Sunday 18 October 2015

A Female Spy at the Heart of the Third Reich

This review originally appeared in Critics at Large and is reproduced on this site because I wrote seven chapters on Nazi Germany in That Line of Darkness (Encompass Editions 2013)

Author Jane Thynne.

This review contains some spoilers for Jane Thynne's A Winter Garden and The Scent of Secrets.
Over a month ago at the Berlin airport, I picked up a copy of the novel, A Winter Garden (Simon & Schuster, 2014) by Jane Thynne, an author with whom I was not familiar. I was most interested in finding out whether she had anything new to say about the deeply-lined runes of the Third Reich. Apart from a few academic studies that Thynne acknowledges, I do not recall any novelist that explores as she does the intensity of Nazi misogyny and contempt for women. When I finished it, I ordered the next book in the series, The Scent of Secrets (Doubleday Canada, 2015). In the UK, the same novel is published with the title, A War of Flowers. Unfortunately, the cover of The Scent of Secrets is almost identical to that of A Winter Garden. On the plus side, either Thynne or her publishers made the astute decision to hook the reader by publishing the prelude and chapter of the subsequent entry in the last few pages of the book. She succeeded with me.

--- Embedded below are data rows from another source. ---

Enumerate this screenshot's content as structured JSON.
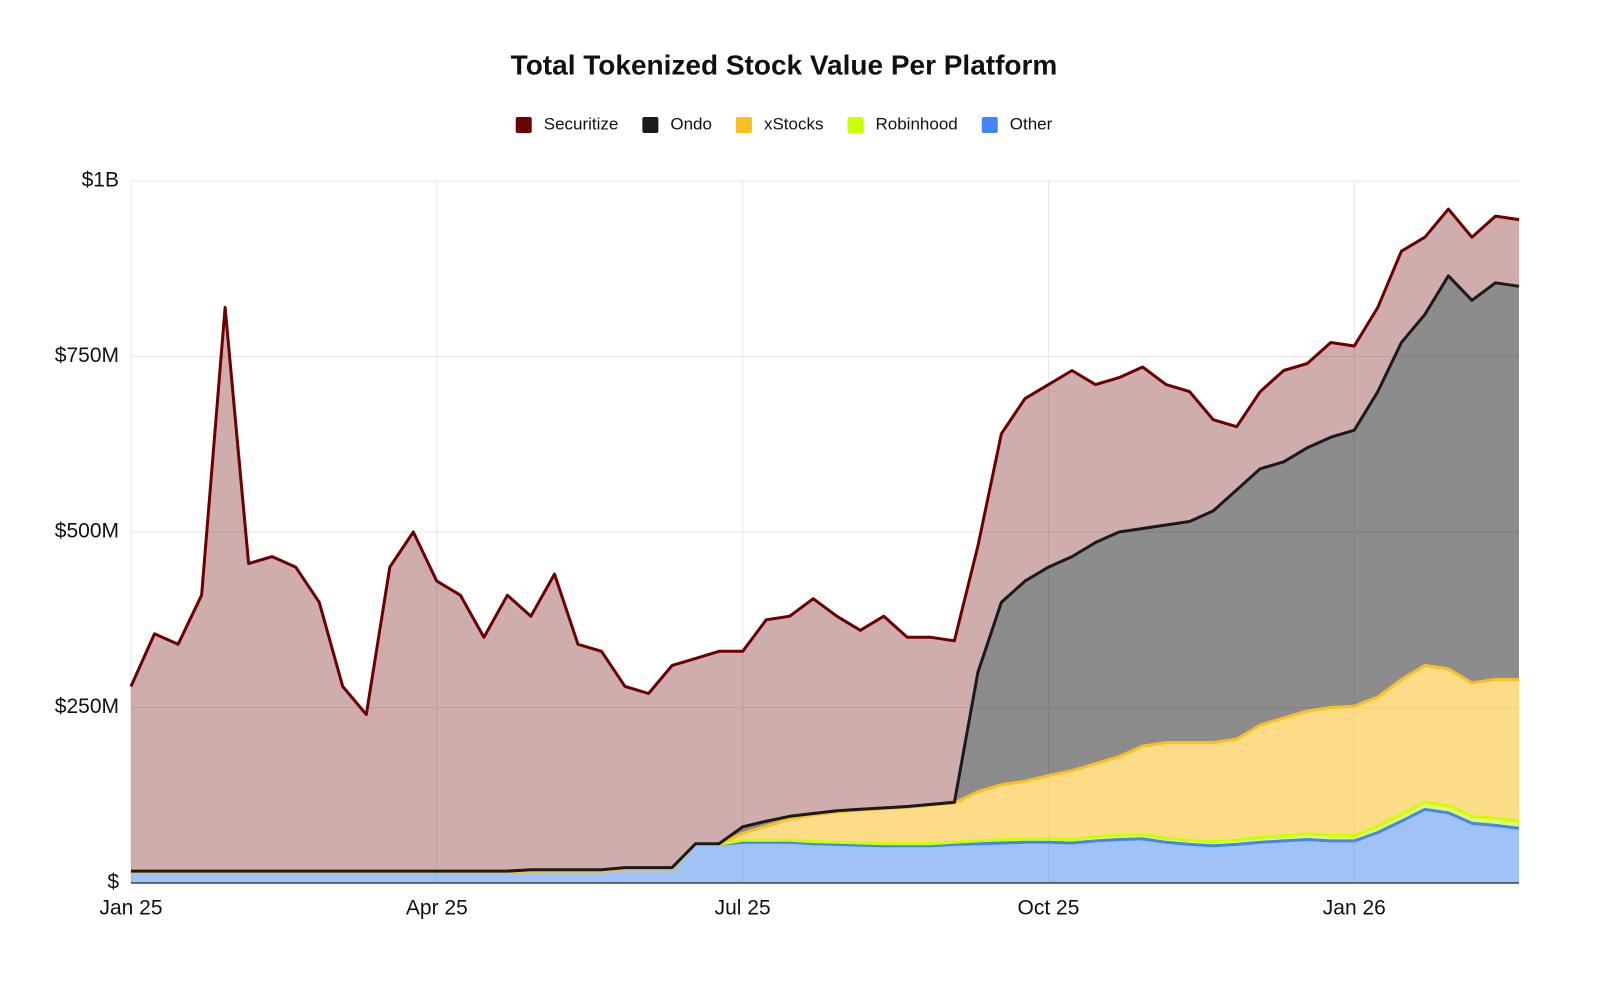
{
  "chart_data": {
    "type": "area",
    "stacked": true,
    "title": "Total Tokenized Stock Value Per Platform",
    "categories": [
      "Jan 25",
      null,
      null,
      null,
      null,
      null,
      null,
      null,
      null,
      null,
      null,
      null,
      null,
      "Apr 25",
      null,
      null,
      null,
      null,
      null,
      null,
      null,
      null,
      null,
      null,
      null,
      null,
      "Jul 25",
      null,
      null,
      null,
      null,
      null,
      null,
      null,
      null,
      null,
      null,
      null,
      null,
      "Oct 25",
      null,
      null,
      null,
      null,
      null,
      null,
      null,
      null,
      null,
      null,
      null,
      null,
      "Jan 26",
      null,
      null,
      null,
      null,
      null,
      null,
      null
    ],
    "ylim": [
      0,
      1000000000.0
    ],
    "yticks": [
      {
        "value": 0,
        "label": "$"
      },
      {
        "value": 250000000.0,
        "label": "$250M"
      },
      {
        "value": 500000000.0,
        "label": "$500M"
      },
      {
        "value": 750000000.0,
        "label": "$750M"
      },
      {
        "value": 1000000000.0,
        "label": "$1B"
      }
    ],
    "grid": true,
    "legend": "top",
    "series": [
      {
        "name": "Securitize",
        "color": "#6b0000",
        "values": [
          263000000.0,
          338000000.0,
          323000000.0,
          393000000.0,
          803000000.0,
          438000000.0,
          448000000.0,
          433000000.0,
          383000000.0,
          263000000.0,
          223000000.0,
          433000000.0,
          483000000.0,
          413000000.0,
          393000000.0,
          333000000.0,
          393000000.0,
          361000000.0,
          421000000.0,
          321000000.0,
          311000000.0,
          258000000.0,
          248000000.0,
          288000000.0,
          264000000.0,
          274000000.0,
          250000000.0,
          287000000.0,
          285000000.0,
          306000000.0,
          277000000.0,
          255000000.0,
          273000000.0,
          241000000.0,
          238000000.0,
          230000000.0,
          180000000.0,
          240000000.0,
          260000000.0,
          260000000.0,
          265000000.0,
          225000000.0,
          220000000.0,
          230000000.0,
          200000000.0,
          185000000.0,
          130000000.0,
          90000000.0,
          110000000.0,
          130000000.0,
          120000000.0,
          135000000.0,
          120000000.0,
          120000000.0,
          130000000.0,
          110000000.0,
          95000000.0,
          90000000.0,
          95000000.0,
          95000000.0
        ]
      },
      {
        "name": "Ondo",
        "color": "#1a1a1a",
        "values": [
          2000000.0,
          2000000.0,
          2000000.0,
          2000000.0,
          2000000.0,
          2000000.0,
          2000000.0,
          2000000.0,
          2000000.0,
          2000000.0,
          2000000.0,
          2000000.0,
          2000000.0,
          2000000.0,
          2000000.0,
          2000000.0,
          2000000.0,
          2000000.0,
          2000000.0,
          2000000.0,
          2000000.0,
          2000000.0,
          2000000.0,
          2000000.0,
          1000000.0,
          1000000.0,
          9000000.0,
          7000000.0,
          4000000.0,
          2000000.0,
          2000000.0,
          1000000.0,
          1000000.0,
          1000000.0,
          1000000.0,
          1000000.0,
          170000000.0,
          260000000.0,
          285000000.0,
          297000000.0,
          305000000.0,
          315000000.0,
          320000000.0,
          310000000.0,
          310000000.0,
          315000000.0,
          330000000.0,
          355000000.0,
          365000000.0,
          365000000.0,
          375000000.0,
          385000000.0,
          393000000.0,
          435000000.0,
          480000000.0,
          500000000.0,
          560000000.0,
          545000000.0,
          565000000.0,
          560000000.0
        ]
      },
      {
        "name": "xStocks",
        "color": "#fbbf24",
        "values": [
          0,
          0,
          0,
          0,
          0,
          0,
          0,
          0,
          0,
          0,
          0,
          0,
          0,
          0,
          0,
          0,
          0,
          0,
          0,
          0,
          0,
          0,
          0,
          0,
          0,
          0,
          10000000.0,
          20000000.0,
          30000000.0,
          38000000.0,
          43000000.0,
          47000000.0,
          50000000.0,
          52000000.0,
          55000000.0,
          56000000.0,
          70000000.0,
          78000000.0,
          82000000.0,
          90000000.0,
          98000000.0,
          104000000.0,
          112000000.0,
          126000000.0,
          136000000.0,
          139000000.0,
          141000000.0,
          144000000.0,
          160000000.0,
          168000000.0,
          175000000.0,
          182000000.0,
          184000000.0,
          184000000.0,
          192000000.0,
          195000000.0,
          195000000.0,
          190000000.0,
          198000000.0,
          202000000.0
        ]
      },
      {
        "name": "Robinhood",
        "color": "#ccff00",
        "values": [
          0,
          0,
          0,
          0,
          0,
          0,
          0,
          0,
          0,
          0,
          0,
          0,
          0,
          0,
          0,
          0,
          0,
          0,
          0,
          0,
          0,
          0,
          0,
          0,
          0,
          0,
          3000000.0,
          3000000.0,
          3000000.0,
          3000000.0,
          3000000.0,
          3000000.0,
          3000000.0,
          3000000.0,
          3000000.0,
          3000000.0,
          4000000.0,
          5000000.0,
          5000000.0,
          5000000.0,
          5000000.0,
          6000000.0,
          6000000.0,
          6000000.0,
          6000000.0,
          6000000.0,
          6000000.0,
          6000000.0,
          7000000.0,
          7000000.0,
          8000000.0,
          8000000.0,
          8000000.0,
          9000000.0,
          10000000.0,
          10000000.0,
          10000000.0,
          10000000.0,
          10000000.0,
          10000000.0
        ]
      },
      {
        "name": "Other",
        "color": "#4285f4",
        "values": [
          15000000.0,
          15000000.0,
          15000000.0,
          15000000.0,
          15000000.0,
          15000000.0,
          15000000.0,
          15000000.0,
          15000000.0,
          15000000.0,
          15000000.0,
          15000000.0,
          15000000.0,
          15000000.0,
          15000000.0,
          15000000.0,
          15000000.0,
          17000000.0,
          17000000.0,
          17000000.0,
          17000000.0,
          20000000.0,
          20000000.0,
          20000000.0,
          55000000.0,
          55000000.0,
          58000000.0,
          58000000.0,
          58000000.0,
          56000000.0,
          55000000.0,
          54000000.0,
          53000000.0,
          53000000.0,
          53000000.0,
          55000000.0,
          56000000.0,
          57000000.0,
          58000000.0,
          58000000.0,
          57000000.0,
          60000000.0,
          62000000.0,
          63000000.0,
          58000000.0,
          55000000.0,
          53000000.0,
          55000000.0,
          58000000.0,
          60000000.0,
          62000000.0,
          60000000.0,
          60000000.0,
          72000000.0,
          88000000.0,
          105000000.0,
          100000000.0,
          85000000.0,
          82000000.0,
          78000000.0
        ]
      }
    ]
  }
}
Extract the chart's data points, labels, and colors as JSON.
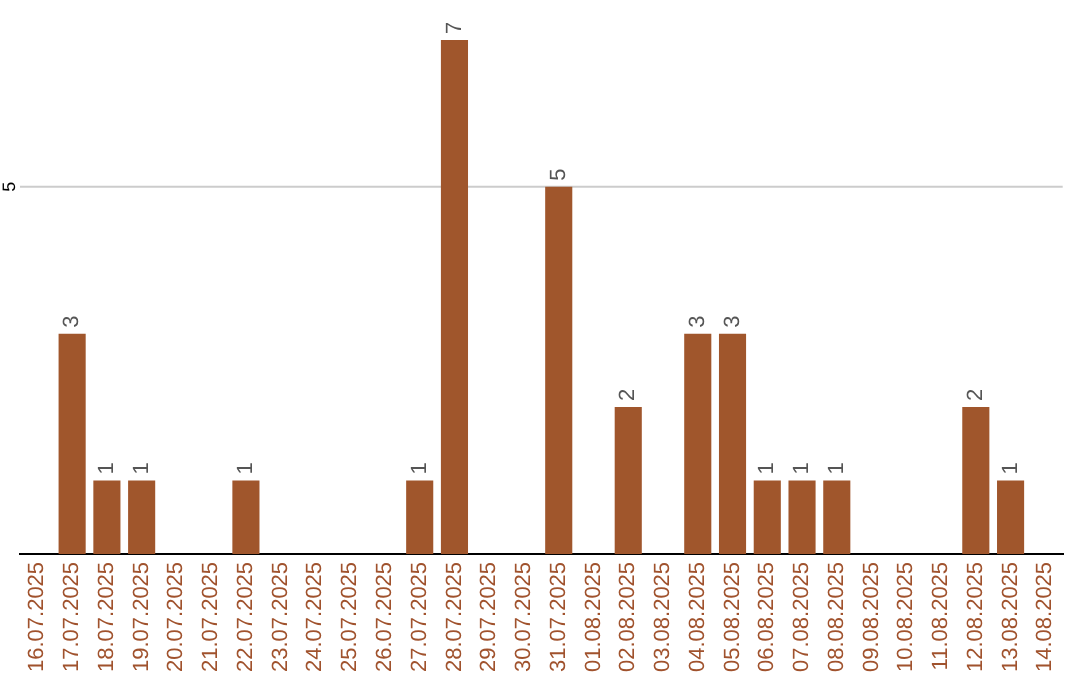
{
  "chart_data": {
    "type": "bar",
    "categories": [
      "16.07.2025",
      "17.07.2025",
      "18.07.2025",
      "19.07.2025",
      "20.07.2025",
      "21.07.2025",
      "22.07.2025",
      "23.07.2025",
      "24.07.2025",
      "25.07.2025",
      "26.07.2025",
      "27.07.2025",
      "28.07.2025",
      "29.07.2025",
      "30.07.2025",
      "31.07.2025",
      "01.08.2025",
      "02.08.2025",
      "03.08.2025",
      "04.08.2025",
      "05.08.2025",
      "06.08.2025",
      "07.08.2025",
      "08.08.2025",
      "09.08.2025",
      "10.08.2025",
      "11.08.2025",
      "12.08.2025",
      "13.08.2025",
      "14.08.2025"
    ],
    "values": [
      0,
      3,
      1,
      1,
      0,
      0,
      1,
      0,
      0,
      0,
      0,
      1,
      7,
      0,
      0,
      5,
      0,
      2,
      0,
      3,
      3,
      1,
      1,
      1,
      0,
      0,
      0,
      2,
      1,
      0
    ],
    "value_labels": [
      null,
      "3",
      "1",
      "1",
      null,
      null,
      "1",
      null,
      null,
      null,
      null,
      "1",
      "7",
      null,
      null,
      "5",
      null,
      "2",
      null,
      "3",
      "3",
      "1",
      "1",
      "1",
      null,
      null,
      null,
      "2",
      "1",
      null
    ],
    "color": "#a0562c",
    "ref_lines": [
      {
        "axis": "y",
        "value": 5,
        "label": "5",
        "color": "#cccccc"
      }
    ],
    "legend": false
  }
}
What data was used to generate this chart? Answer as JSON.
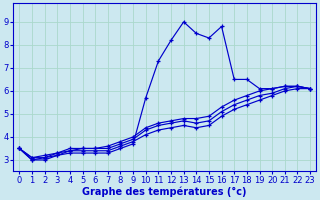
{
  "title": "Graphe des températures (°c)",
  "background_color": "#cce8f0",
  "grid_color": "#aad8cc",
  "line_color": "#0000cc",
  "xlim": [
    -0.5,
    23.5
  ],
  "ylim": [
    2.5,
    9.8
  ],
  "xticks": [
    0,
    1,
    2,
    3,
    4,
    5,
    6,
    7,
    8,
    9,
    10,
    11,
    12,
    13,
    14,
    15,
    16,
    17,
    18,
    19,
    20,
    21,
    22,
    23
  ],
  "yticks": [
    3,
    4,
    5,
    6,
    7,
    8,
    9
  ],
  "series": [
    [
      3.5,
      3.0,
      3.0,
      3.2,
      3.3,
      3.3,
      3.3,
      3.3,
      3.5,
      3.7,
      5.7,
      7.3,
      8.2,
      9.0,
      8.5,
      8.3,
      8.8,
      6.5,
      6.5,
      6.1,
      6.1,
      6.2,
      6.2,
      6.1
    ],
    [
      3.5,
      3.0,
      3.1,
      3.2,
      3.4,
      3.4,
      3.4,
      3.4,
      3.6,
      3.8,
      4.1,
      4.3,
      4.4,
      4.5,
      4.4,
      4.5,
      4.9,
      5.2,
      5.4,
      5.6,
      5.8,
      6.0,
      6.1,
      6.1
    ],
    [
      3.5,
      3.1,
      3.1,
      3.3,
      3.4,
      3.5,
      3.5,
      3.5,
      3.7,
      3.9,
      4.3,
      4.5,
      4.6,
      4.7,
      4.6,
      4.7,
      5.1,
      5.4,
      5.6,
      5.8,
      5.9,
      6.1,
      6.2,
      6.1
    ],
    [
      3.5,
      3.1,
      3.2,
      3.3,
      3.5,
      3.5,
      3.5,
      3.6,
      3.8,
      4.0,
      4.4,
      4.6,
      4.7,
      4.8,
      4.8,
      4.9,
      5.3,
      5.6,
      5.8,
      6.0,
      6.1,
      6.2,
      6.2,
      6.1
    ]
  ],
  "marker": "+",
  "markersize": 3.5,
  "linewidth": 0.85,
  "xlabel_fontsize": 7,
  "tick_labelsize": 6
}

A reader might think that Thynne, a former print and television journalist and the wife of author, Philip Kerr, who has written several well-received novels on the Third Reich, might overlap with her husband. But in terms of subject matter and style, they are completely different. Whereas Kerr’s protagonist, Bernie Gunther, is a wise-cracking police officer and later a private detective with a cynical view of the world who has seen the worst of humanity, Thynne’s central character, Clara Vine, whose mother was German and father is English, has been recruited in 1933 by British Intelligence to become a spy while she establishes herself as an actress in Berlin’s Ufa studios as her cover, a process that apparently occurs in the first Clara Vine novel, Black Roses (Simon & Schuster, 2013). Her novels offer a woman’s perspective of the regime as Clara’s task is to gain admittance to the circles of the Nazi wives, and, in The Scent of Secrets, a greater challenge: to win the friendship of the woman closest to Hitler, Eva Braun. But there is a paradox that the series can probably never fully resolve: how can a single, independent and half-English woman have access to and influence in the corridors of power in such a misogynous regime?

Sunday 4 October 2015

Resonating Impressions from Berlin, 2015

This piece originally appeared in Critics at Large August 4th and I reproduce here because modern Germany is a central focus for That Line of Darkness: The Gothic from Lenin to bin Laden (Encompass Editions, 2013). I add a few more photos on this site.

A section of the Berlin Wall Memorial. (Photo by Bob Douglas)

"Although the world is full of suffering, it is also full of the overcoming of it."
– Helen Keller
Berlin from my experience is one of the most stimulating cities in the world. As a long-time teacher and student of modern German history, Berlin possesses a fascination for me. Ian Buruma’s Wages of Guilt: Memories of Guilt in Germany and Japan (1994) contrasts Germany’s efforts at reparation with Japan’s denial of its aggression during the war. Nowhere in Germany has any city taken more responsibility to address this vital issue than Berlin. For fiction, Peter Schneider’s The Wall Jumper (1983), where we meet a diverse gallery of characters from both sides of the Wall, and his novel set after reunification, Eduard’s Homecoming (2000) are both insightful portraits of different periods in Berlin’s history. In the latter, the protagonist returns home from California after he inherits property in what was East Berlin, and is forced to examine both his family history during the Nazi era and his own actions, questioning whether he is just another West German opportunist who is taking advantage of the misfortunes of East Germans.

I still regret that I never travelled there before November 1989. Nonetheless, I have visited the city three times: in the early 1990s shortly after the Wall, the most tangible symbol of the Cold War, came down; ten years later; and for over a week at the end of this summer. Each time, the city resembles, at least in part, an urban palimpsest as it physically and spiritually tries to remake itself after the ordeal of the Third Reich and the tensions of a divided city during the Cold War. For example, the first time we exited from the U-Bahn at the old city centre, Potsdamer Platz, the area was desolate grassland that had lain fallow during the Cold War because it was situated right along the Wall. The second time, modern architecture featuring the Sony Centre, a monolith of glass and steel with a huge tent-like conical roof, showcasing the history of German film (an exciting exhibition), began to spring up. Currently, the building boom with both commercial skyscrapers and high-end residential housing has turned the Platz into the business-entertainment centre of Berlin. And that is just one site, as cranes continue to operate throughout the city both building and renovating. As thrilling as the first two trips were, the latest was the richest in large part because I carried with me a copy of Berlin by Norbert Schürer (Interlink Books, 2015) and participated in four of the eight thematic, reasonably priced, walking tours offered by Insider Tour.